Het overleg tussen de adviseurs van het VIPA, Zorginspectie en Kind en Gezin wordt tijdens het infrastructuuroverleg voor kinderopvang reeds systematisch op tweewekelijkse basis georganiseerd. Inspecteurs en bouwtechnisch adviseurs zorgen hier voor afstemming op basis van concrete cases. Indien nodig, worden tijdens het overleg nieuwe verduidelijking en interpretaties geformuleerd.

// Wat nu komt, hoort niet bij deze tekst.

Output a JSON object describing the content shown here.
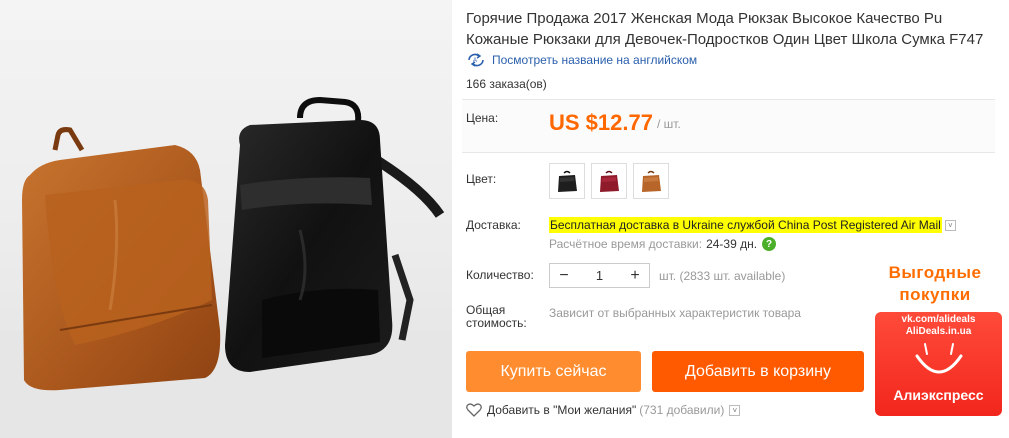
{
  "product": {
    "title_line1": "Горячие Продажа 2017 Женская Мода Рюкзак Высокое Качество Pu",
    "title_line2": "Кожаные Рюкзаки для Девочек-Подростков Один Цвет Школа Сумка F747",
    "translate_link": "Посмотреть название на английском",
    "translate_icon": "translate-icon",
    "orders": "166 заказа(ов)"
  },
  "price": {
    "label": "Цена:",
    "value": "US $12.77",
    "unit": "/ шт."
  },
  "color": {
    "label": "Цвет:",
    "options": [
      {
        "name": "black",
        "color": "#1e1e1e"
      },
      {
        "name": "red",
        "color": "#8e1a2a"
      },
      {
        "name": "brown",
        "color": "#b8652a"
      }
    ]
  },
  "shipping": {
    "label": "Доставка:",
    "text_1": "Бесплатная доставка в",
    "country": "Ukraine",
    "text_2": "службой",
    "service": "China Post Registered Air Mail",
    "caret": "˅",
    "delivery_label": "Расчётное время доставки:",
    "delivery_value": "24-39 дн.",
    "help_symbol": "?"
  },
  "quantity": {
    "label": "Количество:",
    "minus": "−",
    "value": "1",
    "plus": "+",
    "available": "шт. (2833 шт. available)"
  },
  "total": {
    "label_line1": "Общая",
    "label_line2": "стоимость:",
    "note": "Зависит от выбранных характеристик товара"
  },
  "buttons": {
    "buy_now": "Купить сейчас",
    "add_to_cart": "Добавить в корзину"
  },
  "wishlist": {
    "label": "Добавить в \"Мои желания\"",
    "count": "(731 добавили)",
    "caret": "˅"
  },
  "promo": {
    "line1": "Выгодные",
    "line2": "покупки",
    "vk": "vk.com/alideals",
    "domain": "AliDeals.in.ua",
    "brand": "Алиэкспресс"
  },
  "colors": {
    "price_orange": "#ff6700",
    "buy_button": "#ff8c2e",
    "cart_button": "#ff5a00",
    "link_blue": "#2a5fac",
    "highlight": "#ffff00",
    "promo_red": "#f2261c"
  }
}
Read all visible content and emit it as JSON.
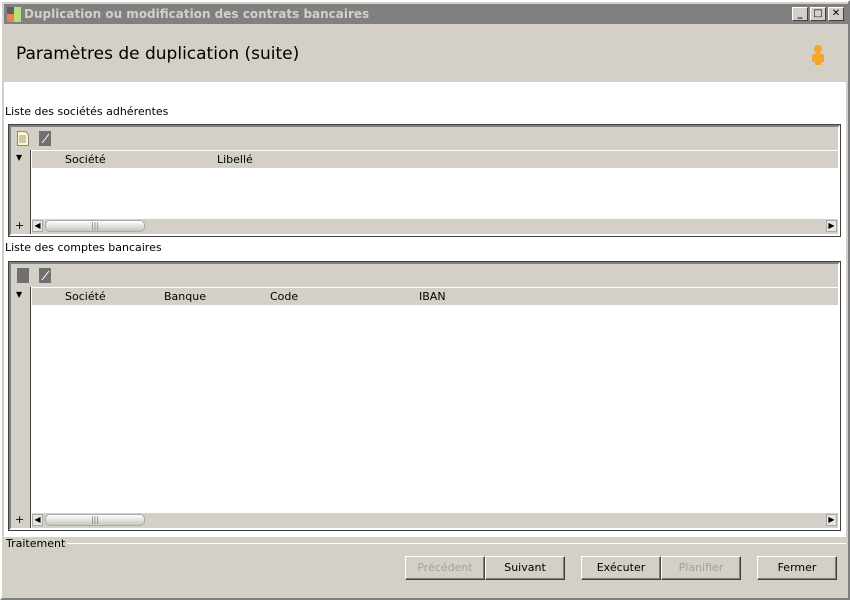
{
  "window": {
    "title": "Duplication ou modification des contrats bancaires",
    "minimize": "_",
    "maximize": "□",
    "close": "✕"
  },
  "header": {
    "title": "Paramètres de duplication (suite)",
    "icon": "user-icon"
  },
  "societes": {
    "label": "Liste des sociétés adhérentes",
    "columns": [
      "Société",
      "Libellé"
    ],
    "rows": []
  },
  "comptes": {
    "label": "Liste des comptes bancaires",
    "columns": [
      "Société",
      "Banque",
      "Code",
      "IBAN"
    ],
    "rows": []
  },
  "grid": {
    "expand": "▼",
    "add": "+",
    "scroll_left": "◀",
    "scroll_right": "▶",
    "thumb": "|||"
  },
  "footer": {
    "label": "Traitement",
    "buttons": {
      "prev": "Précédent",
      "next": "Suivant",
      "exec": "Exécuter",
      "plan": "Planifier",
      "close": "Fermer"
    }
  }
}
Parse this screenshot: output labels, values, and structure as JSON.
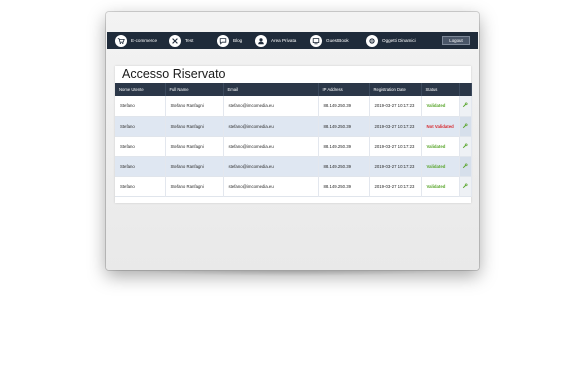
{
  "nav": {
    "items": [
      {
        "label": "E-commerce",
        "icon": "cart-icon"
      },
      {
        "label": "Test",
        "icon": "tools-icon"
      },
      {
        "label": "Blog",
        "icon": "chat-icon"
      },
      {
        "label": "Area Privata",
        "icon": "user-icon"
      },
      {
        "label": "GuestBook",
        "icon": "guestbook-icon"
      },
      {
        "label": "Oggetti Dinamici",
        "icon": "gear-icon"
      }
    ],
    "logout": "Logout"
  },
  "page": {
    "title": "Accesso Riservato"
  },
  "table": {
    "headers": [
      "Nome Utente",
      "Full Name",
      "Email",
      "IP Address",
      "Registration Date",
      "Status",
      ""
    ],
    "rows": [
      {
        "user": "Stefano",
        "full": "Stefano Ranfagni",
        "email": "stefano@imcomedia.eu",
        "ip": "88.149.250.39",
        "date": "2019-03-27 10:17:23",
        "status": "Validated"
      },
      {
        "user": "Stefano",
        "full": "Stefano Ranfagni",
        "email": "stefano@imcomedia.eu",
        "ip": "88.149.250.39",
        "date": "2019-03-27 10:17:23",
        "status": "Not Validated"
      },
      {
        "user": "Stefano",
        "full": "Stefano Ranfagni",
        "email": "stefano@imcomedia.eu",
        "ip": "88.149.250.39",
        "date": "2019-03-27 10:17:23",
        "status": "Validated"
      },
      {
        "user": "Stefano",
        "full": "Stefano Ranfagni",
        "email": "stefano@imcomedia.eu",
        "ip": "88.149.250.39",
        "date": "2019-03-27 10:17:23",
        "status": "Validated"
      },
      {
        "user": "Stefano",
        "full": "Stefano Ranfagni",
        "email": "stefano@imcomedia.eu",
        "ip": "88.149.250.39",
        "date": "2019-03-27 10:17:23",
        "status": "Validated"
      }
    ]
  },
  "colors": {
    "navbar": "#1f2b3a",
    "table_header": "#2b3748",
    "validated": "#58a52b",
    "not_validated": "#d6282d",
    "row_alt": "#dfe7f2"
  }
}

Ik wil nog vermelden dat de taakstelling van het planadvies van het VIPA niet dezelfde is als de taakstelling van de inspectieverslagen van Zorginspectie. Het planadvies past in de dienstverlening die initiatiefnemers wil ondersteunen om voor de inrichting van nieuwe infrastructuur gerichte keuzes te maken. Om die reden is het advies breder dan louter een toetsing aan de reglementaire vereisten. Vaak worden alternatieven voor de planindeling aangereikt die zowel de werking als het budget ten goede komen. In het advies wordt duidelijk het verschil tussen de verplichte normen en de facultatieve aanbevelingen vermeld. De evaluatie door de inspecteurs van Zorginspectie past dan weer in de verlening van de uitbatingsvergunning. Het betreft een verplichte procedurestap waarin wordt getoetst of een voorziening daadwerkelijk aan de reglementaire vereisten voldoet.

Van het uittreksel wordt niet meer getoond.